I’ve read that a huge percentage of our costs cover expenses in the last year of life and this tells about “life-saving” drugs given then for enormous prices. Some only keep the patient alive an average of 4-5 months more, one only an extra 12 days, but they are so expensive they can bankrupt a family. This drives up the cost—and price—of health insurance for all of us.
In my case, I’m in good health at 84, but my cost for Medicare has risen every year, as well as the cost for Medicare B and the price of supplementary insurance. How much of that is to pay for obscenely expensive drugs that do little? This would be an important addition to your article or even the basis for a new article.
I’m extremely glad that someone is giving us the information you do about how little the mainstream media tell us and how much of that is twisted or false. Thank you!
Shirley E. Hastings
What About Obama—and Ivins?
I enjoyed the article on John McCain, “Media’s ‘Maverick.’” Any chance you could do a similar article on Barack Obama? He’s being hyped as a liberal, an alternative to George W. Bush. He’s even portrayed as being against the Iraq War. It would be great if someone from your staff could compare his image to his actual voting record and corporate campaign contributors.
Steve Rendall’s amusing, informative article debunking the late William F. Buckley’s reputation (5-6/08) reminded me of another overrated journalist who received a drastically different post-mortem from Extra!: Molly Ivins.

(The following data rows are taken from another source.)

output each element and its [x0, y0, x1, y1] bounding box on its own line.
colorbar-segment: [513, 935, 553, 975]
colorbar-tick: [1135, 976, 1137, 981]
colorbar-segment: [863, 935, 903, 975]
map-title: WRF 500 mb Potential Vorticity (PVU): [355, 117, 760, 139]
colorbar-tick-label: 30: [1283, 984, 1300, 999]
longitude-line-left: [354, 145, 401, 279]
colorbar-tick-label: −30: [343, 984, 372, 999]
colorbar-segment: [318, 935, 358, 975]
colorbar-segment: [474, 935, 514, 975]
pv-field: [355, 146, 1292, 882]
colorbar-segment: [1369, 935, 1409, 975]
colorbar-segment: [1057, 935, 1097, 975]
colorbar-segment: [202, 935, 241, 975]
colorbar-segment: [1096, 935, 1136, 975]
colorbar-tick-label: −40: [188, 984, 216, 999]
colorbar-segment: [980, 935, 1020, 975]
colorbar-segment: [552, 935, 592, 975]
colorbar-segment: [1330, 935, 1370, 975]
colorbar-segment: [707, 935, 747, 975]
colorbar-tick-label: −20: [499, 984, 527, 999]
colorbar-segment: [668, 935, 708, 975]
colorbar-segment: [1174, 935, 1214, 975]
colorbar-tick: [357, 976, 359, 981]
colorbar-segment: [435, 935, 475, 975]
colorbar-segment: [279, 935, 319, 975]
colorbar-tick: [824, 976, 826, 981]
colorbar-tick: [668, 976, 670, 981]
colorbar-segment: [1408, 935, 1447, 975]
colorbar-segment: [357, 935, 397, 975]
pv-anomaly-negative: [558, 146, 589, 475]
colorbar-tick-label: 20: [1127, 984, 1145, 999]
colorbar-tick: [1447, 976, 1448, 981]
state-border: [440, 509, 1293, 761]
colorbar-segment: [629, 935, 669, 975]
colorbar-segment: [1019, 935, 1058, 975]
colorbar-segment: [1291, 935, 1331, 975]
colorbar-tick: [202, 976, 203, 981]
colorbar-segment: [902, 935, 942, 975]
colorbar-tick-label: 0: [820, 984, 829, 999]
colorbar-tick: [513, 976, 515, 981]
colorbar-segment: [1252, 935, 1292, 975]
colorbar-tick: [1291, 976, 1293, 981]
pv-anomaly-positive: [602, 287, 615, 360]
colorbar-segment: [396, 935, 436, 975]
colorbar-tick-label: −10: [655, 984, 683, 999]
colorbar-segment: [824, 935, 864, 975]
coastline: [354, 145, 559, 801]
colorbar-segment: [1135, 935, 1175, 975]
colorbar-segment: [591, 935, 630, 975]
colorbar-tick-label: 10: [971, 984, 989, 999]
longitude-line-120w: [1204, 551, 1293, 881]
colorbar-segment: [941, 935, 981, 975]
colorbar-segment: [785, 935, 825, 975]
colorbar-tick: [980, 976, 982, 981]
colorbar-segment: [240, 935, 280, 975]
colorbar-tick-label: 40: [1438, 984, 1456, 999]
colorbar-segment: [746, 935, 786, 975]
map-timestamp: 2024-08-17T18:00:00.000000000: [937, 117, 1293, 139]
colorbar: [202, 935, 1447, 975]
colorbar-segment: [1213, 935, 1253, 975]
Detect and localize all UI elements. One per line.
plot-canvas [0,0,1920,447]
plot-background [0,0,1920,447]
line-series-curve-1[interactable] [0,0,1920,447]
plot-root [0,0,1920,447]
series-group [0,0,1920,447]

Just as Buckley showed little consistency on issues of “academic freedom” and “political correctness,” Ivins supported Tipper Gore’s crusade against musicians’ First Amendment right to free expression, but displayed a streak of raunchy Texas-style humor in her own writings.
Buckley’s proposal to tattoo HIV-positive people was outrageous, but he also supported ending drug prohibition. By contrast, Ivins called for a kinder, gentler version of the Drug War, saying the government should “make” convicted illegal-drug users “go to a doctor” for “drug treatment,” whether they wanted such “treatment” or not. I suspect Ivins would have seen things differently if some drug addict had forced the overweight, self-described “beer-drinking feminist” to attend AA meetings, or consult a nutritionist, without her consent. And Ivins’ belief in forced “treatment” apparently applied only to the hoi polloi: She congratulated her friend, Texas Gov. Ann Richards, for voluntarily seeking help for her substance-abuse problem.
While Buckley got a well-deserved roasting in Extra!, Ivins received fulsome praise upon her death (3-4/07). But, just as Buckley’s patrician manner concealed his fundamental cruelty and brutality, didn’t the populist stance Ivins adopted mask her essential elitism?
In the May/June 2008 issue, Bill Kristol of the Weekly Standard was mistakenly described as a former National Journal employee. On page 20, a reference to “MSNBC’s Chris Wallace” was meant to be a mention of both Fox’s Chris Wallace and MSNBC’s Chris Matthews. On page 30, a William F. Buckley quote about “liberals’ fetishistic commitment to democracy” should have been cited to John Judis’ book William F. Buckley. Extra! apologizes for the errors.